I implement a random check that new pvalue equals old value every 1,000 predictions but this has never been trigger for all my tests.
I added a compare_results.py
script to compare results regardless of the order.
@jsgounot Hi, Thanks for the commit. I tried to run the modified dvf.py file. However, I get a segmentation fault error. Here is my code
python /home/soft/DeepVirFinder/dvf_mod.py
-i 0.1.assembly/0.3.merged.contigs/merged.contigs.fix.fasta
-o 0.3.metavirome/0.1.identify_vcontig/0.2.deepvir`
pid 148590's current affinity mask: ffffffffffffffffffffffffff pid 148590's new affinity mask: ff Using Theano backend. WARNING (theano.tensor.blas): Using NumPy C-API based implementation for BLAS functions.
- Loading Models. Model directory /home/soft/DeepVirFinder/models
- Encoding and Predicting Sequences. Predict for c_000000000001 [Segmentation fault (core dumped)`
Also ther is no -c
option for multithreading
HI @ShailNair, it's been a while since I did this and to be honest, I don't remember most of it. Regarding your segmentation fault, I guess this can be linked directly to your numpy and keras installation (my guess would be during the prediction part). One way to quickly check this would be to use multiple print statements. Concerning the multi threading, as I said in my original post, the previous implementation leads to error on my server which made me remove this part. I would be happy to answer some questions but please do not expect me to provide full support, I'm not one of the author of this tool and people behind this project completely ignored all the merge requests before.

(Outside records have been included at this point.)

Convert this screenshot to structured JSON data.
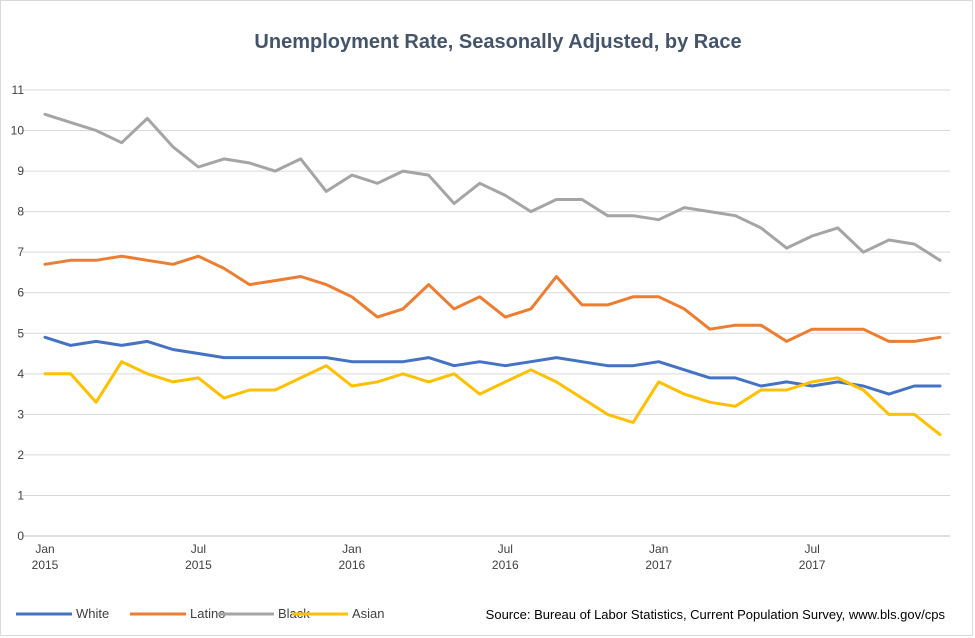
{
  "chart_data": {
    "type": "line",
    "title": "Unemployment Rate, Seasonally Adjusted, by Race",
    "source": "Source: Bureau of Labor Statistics, Current Population Survey, www.bls.gov/cps",
    "xlabel": "",
    "ylabel": "",
    "ylim": [
      0,
      11
    ],
    "yticks": [
      0,
      1,
      2,
      3,
      4,
      5,
      6,
      7,
      8,
      9,
      10,
      11
    ],
    "grid": true,
    "legend": "bottom-left",
    "x": [
      "2015-01",
      "2015-02",
      "2015-03",
      "2015-04",
      "2015-05",
      "2015-06",
      "2015-07",
      "2015-08",
      "2015-09",
      "2015-10",
      "2015-11",
      "2015-12",
      "2016-01",
      "2016-02",
      "2016-03",
      "2016-04",
      "2016-05",
      "2016-06",
      "2016-07",
      "2016-08",
      "2016-09",
      "2016-10",
      "2016-11",
      "2016-12",
      "2017-01",
      "2017-02",
      "2017-03",
      "2017-04",
      "2017-05",
      "2017-06",
      "2017-07",
      "2017-08",
      "2017-09",
      "2017-10",
      "2017-11",
      "2017-12"
    ],
    "xticks": [
      {
        "month": "Jan",
        "year": "2015",
        "at": "2015-01"
      },
      {
        "month": "Jul",
        "year": "2015",
        "at": "2015-07"
      },
      {
        "month": "Jan",
        "year": "2016",
        "at": "2016-01"
      },
      {
        "month": "Jul",
        "year": "2016",
        "at": "2016-07"
      },
      {
        "month": "Jan",
        "year": "2017",
        "at": "2017-01"
      },
      {
        "month": "Jul",
        "year": "2017",
        "at": "2017-07"
      }
    ],
    "series": [
      {
        "name": "White",
        "color": "#4472c4",
        "values": [
          4.9,
          4.7,
          4.8,
          4.7,
          4.8,
          4.6,
          4.5,
          4.4,
          4.4,
          4.4,
          4.4,
          4.4,
          4.3,
          4.3,
          4.3,
          4.4,
          4.2,
          4.3,
          4.2,
          4.3,
          4.4,
          4.3,
          4.2,
          4.2,
          4.3,
          4.1,
          3.9,
          3.9,
          3.7,
          3.8,
          3.7,
          3.8,
          3.7,
          3.5,
          3.7,
          3.7
        ]
      },
      {
        "name": "Latino",
        "color": "#ed7d31",
        "values": [
          6.7,
          6.8,
          6.8,
          6.9,
          6.8,
          6.7,
          6.9,
          6.6,
          6.2,
          6.3,
          6.4,
          6.2,
          5.9,
          5.4,
          5.6,
          6.2,
          5.6,
          5.9,
          5.4,
          5.6,
          6.4,
          5.7,
          5.7,
          5.9,
          5.9,
          5.6,
          5.1,
          5.2,
          5.2,
          4.8,
          5.1,
          5.1,
          5.1,
          4.8,
          4.8,
          4.9
        ]
      },
      {
        "name": "Black",
        "color": "#a5a5a5",
        "values": [
          10.4,
          10.2,
          10.0,
          9.7,
          10.3,
          9.6,
          9.1,
          9.3,
          9.2,
          9.0,
          9.3,
          8.5,
          8.9,
          8.7,
          9.0,
          8.9,
          8.2,
          8.7,
          8.4,
          8.0,
          8.3,
          8.3,
          7.9,
          7.9,
          7.8,
          8.1,
          8.0,
          7.9,
          7.6,
          7.1,
          7.4,
          7.6,
          7.0,
          7.3,
          7.2,
          6.8
        ]
      },
      {
        "name": "Asian",
        "color": "#ffc000",
        "values": [
          4.0,
          4.0,
          3.3,
          4.3,
          4.0,
          3.8,
          3.9,
          3.4,
          3.6,
          3.6,
          3.9,
          4.2,
          3.7,
          3.8,
          4.0,
          3.8,
          4.0,
          3.5,
          3.8,
          4.1,
          3.8,
          3.4,
          3.0,
          2.8,
          3.8,
          3.5,
          3.3,
          3.2,
          3.6,
          3.6,
          3.8,
          3.9,
          3.6,
          3.0,
          3.0,
          2.5
        ]
      }
    ]
  }
}
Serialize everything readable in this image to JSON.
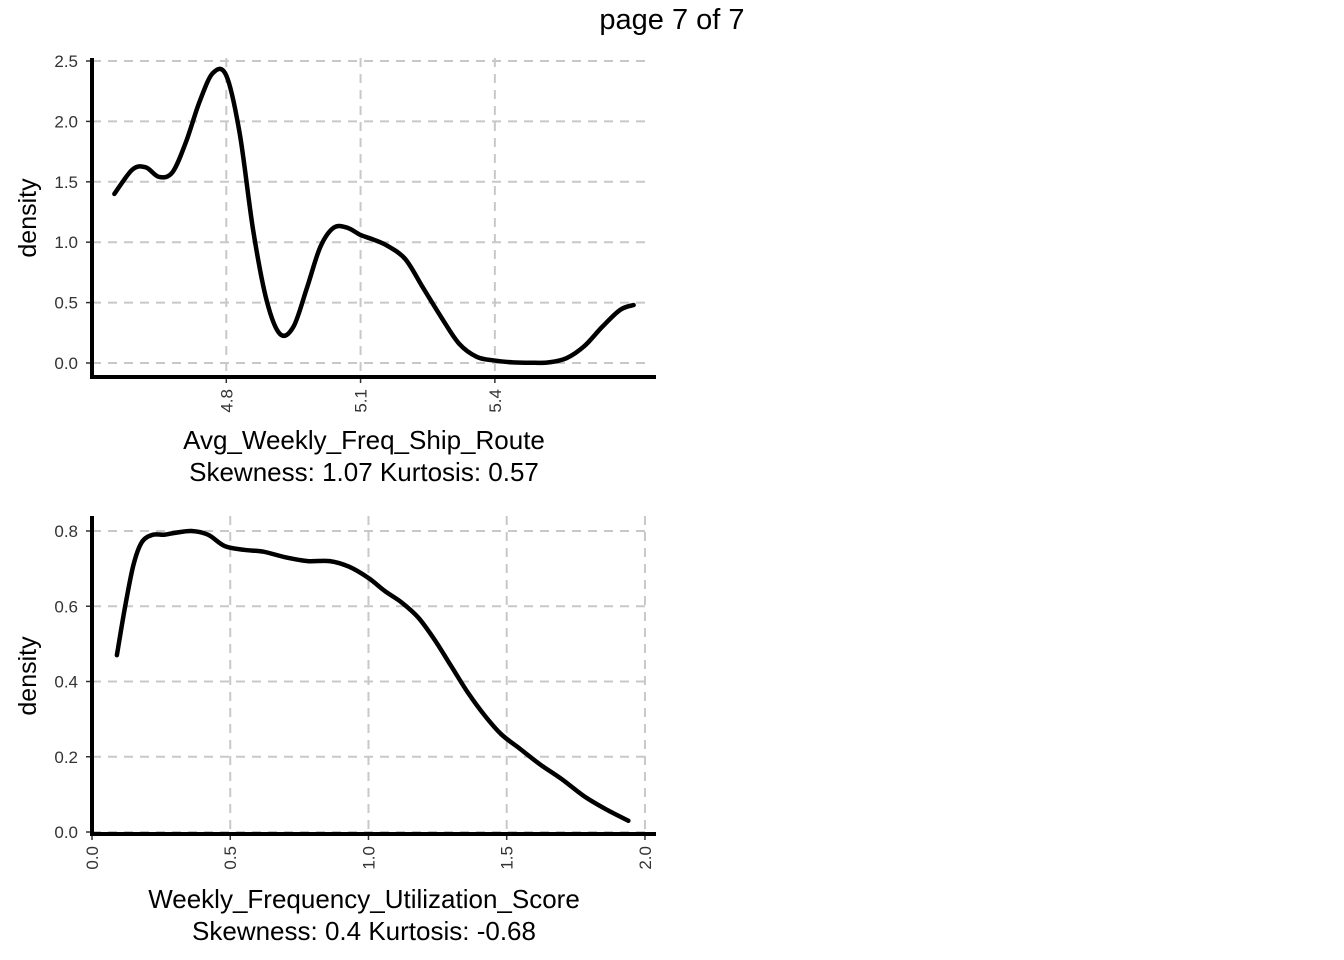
{
  "page_title": "page 7 of 7",
  "chart_data": [
    {
      "type": "line",
      "xlabel": "Avg_Weekly_Freq_Ship_Route",
      "subtitle": "Skewness: 1.07 Kurtosis: 0.57",
      "ylabel": "density",
      "xlim": [
        4.5,
        5.76
      ],
      "ylim": [
        0,
        2.5
      ],
      "xticks": [
        4.8,
        5.1,
        5.4
      ],
      "xtick_labels": [
        "4.8",
        "5.1",
        "5.4"
      ],
      "yticks": [
        0,
        0.5,
        1.0,
        1.5,
        2.0,
        2.5
      ],
      "ytick_labels": [
        "0.0",
        "0.5",
        "1.0",
        "1.5",
        "2.0",
        "2.5"
      ],
      "grid": true,
      "series": [
        {
          "color": "#000000",
          "x": [
            4.55,
            4.59,
            4.62,
            4.65,
            4.68,
            4.71,
            4.74,
            4.77,
            4.8,
            4.83,
            4.86,
            4.89,
            4.92,
            4.95,
            4.98,
            5.01,
            5.04,
            5.07,
            5.1,
            5.13,
            5.16,
            5.2,
            5.24,
            5.28,
            5.32,
            5.36,
            5.4,
            5.44,
            5.48,
            5.52,
            5.56,
            5.6,
            5.64,
            5.68,
            5.71
          ],
          "y": [
            1.4,
            1.6,
            1.62,
            1.54,
            1.58,
            1.83,
            2.16,
            2.4,
            2.38,
            1.9,
            1.1,
            0.52,
            0.24,
            0.3,
            0.62,
            0.96,
            1.12,
            1.12,
            1.06,
            1.02,
            0.97,
            0.86,
            0.62,
            0.38,
            0.16,
            0.05,
            0.02,
            0.005,
            0.002,
            0.005,
            0.04,
            0.14,
            0.3,
            0.44,
            0.48
          ]
        }
      ]
    },
    {
      "type": "line",
      "xlabel": "Weekly_Frequency_Utilization_Score",
      "subtitle": "Skewness: 0.4 Kurtosis: -0.68",
      "ylabel": "density",
      "xlim": [
        0.0,
        2.04
      ],
      "ylim": [
        0.0,
        0.8
      ],
      "xticks": [
        0.0,
        0.5,
        1.0,
        1.5,
        2.0
      ],
      "xtick_labels": [
        "0.0",
        "0.5",
        "1.0",
        "1.5",
        "2.0"
      ],
      "yticks": [
        0.0,
        0.2,
        0.4,
        0.6,
        0.8
      ],
      "ytick_labels": [
        "0.0",
        "0.2",
        "0.4",
        "0.6",
        "0.8"
      ],
      "grid": true,
      "series": [
        {
          "color": "#000000",
          "x": [
            0.09,
            0.12,
            0.15,
            0.18,
            0.22,
            0.26,
            0.3,
            0.36,
            0.42,
            0.48,
            0.55,
            0.62,
            0.7,
            0.78,
            0.86,
            0.93,
            1.0,
            1.06,
            1.12,
            1.18,
            1.24,
            1.3,
            1.36,
            1.42,
            1.48,
            1.55,
            1.62,
            1.7,
            1.78,
            1.86,
            1.94
          ],
          "y": [
            0.47,
            0.6,
            0.71,
            0.77,
            0.79,
            0.79,
            0.795,
            0.8,
            0.79,
            0.76,
            0.75,
            0.745,
            0.73,
            0.72,
            0.72,
            0.705,
            0.675,
            0.64,
            0.61,
            0.57,
            0.51,
            0.44,
            0.37,
            0.31,
            0.26,
            0.22,
            0.18,
            0.14,
            0.095,
            0.06,
            0.03
          ]
        }
      ]
    }
  ]
}
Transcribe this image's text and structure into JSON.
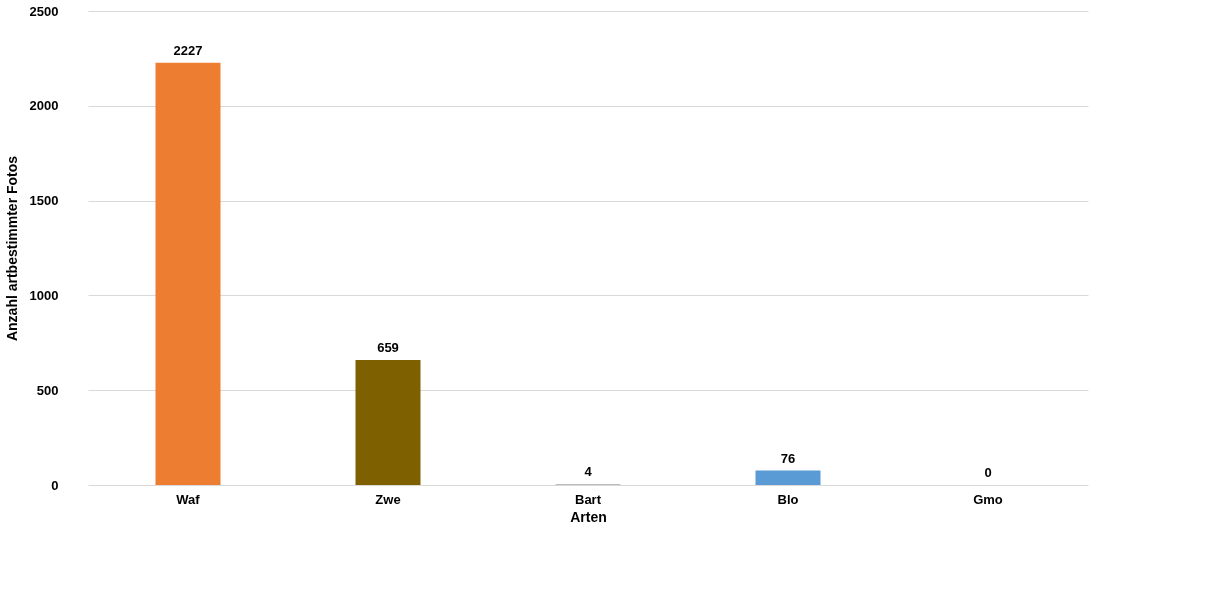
{
  "chart_data": {
    "type": "bar",
    "xlabel": "Arten",
    "ylabel": "Anzahl artbestimmter Fotos",
    "categories": [
      "Waf",
      "Zwe",
      "Bart",
      "Blo",
      "Gmo"
    ],
    "values": [
      2227,
      659,
      4,
      76,
      0
    ],
    "colors": [
      "#ed7d31",
      "#7f6000",
      "#a5a5a5",
      "#5b9bd5",
      "#ffc000"
    ],
    "ylim": [
      0,
      2500
    ],
    "yticks": [
      0,
      500,
      1000,
      1500,
      2000,
      2500
    ],
    "grid": "y",
    "data_labels": true
  }
}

@jsgounot Thanks for the quick reply.
Regarding your segmentation fault, I guess this can be linked directly to your numpy and keras installation (my guess would be during the prediction part). One way to quickly check this would be to use multiple print statements.
Yes. I will check regarding this.
I'm not one of the author of this tool and people behind this project completely ignored all the merge requests before.
That's unfortunate as multiple users have faced the speed issue with DeepVirFinder. I hope the developers @jessieren soon take an action.